Kafka verlaat Meran op 28 juni 1920. Hij gaat niet rechtstreeks naar Praag maar eerst naar Wenen, waar Milena woont. De laatste keer dat Kafka weer naar Wenen gaat, is hij ernstig ziek. In Kierling, vlakbij Wenen gelegen, overlijdt Kafka op 3 juni 1924.
Ook Slauerhoff had tuberculose en oktober 1931 gaat hij eveneens naar het kuuroord Meran. Eerst neemt hij zijn intrek in het Waldpark Kurhaus en daarna in het Pension Petersburg. Na enige tijd komt ook zijn vrouw Darja Collin, die zwanger is, naar Meran, maar helaas overlijdt hun kind kort na de geboorte. Uiteindelijk houdt het huwelijk van Slauerhoff en Collin geen stand.
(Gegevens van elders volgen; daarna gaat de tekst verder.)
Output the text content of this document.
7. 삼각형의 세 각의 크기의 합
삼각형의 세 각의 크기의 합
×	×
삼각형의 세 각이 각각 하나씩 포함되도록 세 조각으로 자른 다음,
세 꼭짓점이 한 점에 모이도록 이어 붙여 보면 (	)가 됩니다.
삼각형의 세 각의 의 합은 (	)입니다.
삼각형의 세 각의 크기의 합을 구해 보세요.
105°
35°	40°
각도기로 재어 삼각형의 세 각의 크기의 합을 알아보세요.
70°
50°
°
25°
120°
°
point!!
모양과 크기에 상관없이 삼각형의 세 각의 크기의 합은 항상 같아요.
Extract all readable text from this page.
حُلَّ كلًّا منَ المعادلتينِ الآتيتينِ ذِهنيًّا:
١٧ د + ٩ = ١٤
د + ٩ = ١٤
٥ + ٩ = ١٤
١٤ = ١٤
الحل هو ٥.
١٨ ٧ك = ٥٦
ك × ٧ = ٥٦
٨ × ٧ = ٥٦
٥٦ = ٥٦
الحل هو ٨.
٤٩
In 1935 is Slauerhoff, die zijn tuberculose had verwaarloosd, nog een keer voor korte tijd naar Meran gegaan. Maar dat was al te laat. Op 5 oktober 1936 overlijdt Slauerhoff in Hilversum en vindt hij, zoals hij dichtte in Het eind, ‘eindelijk rust aan die smalle ree van hout in het zand’.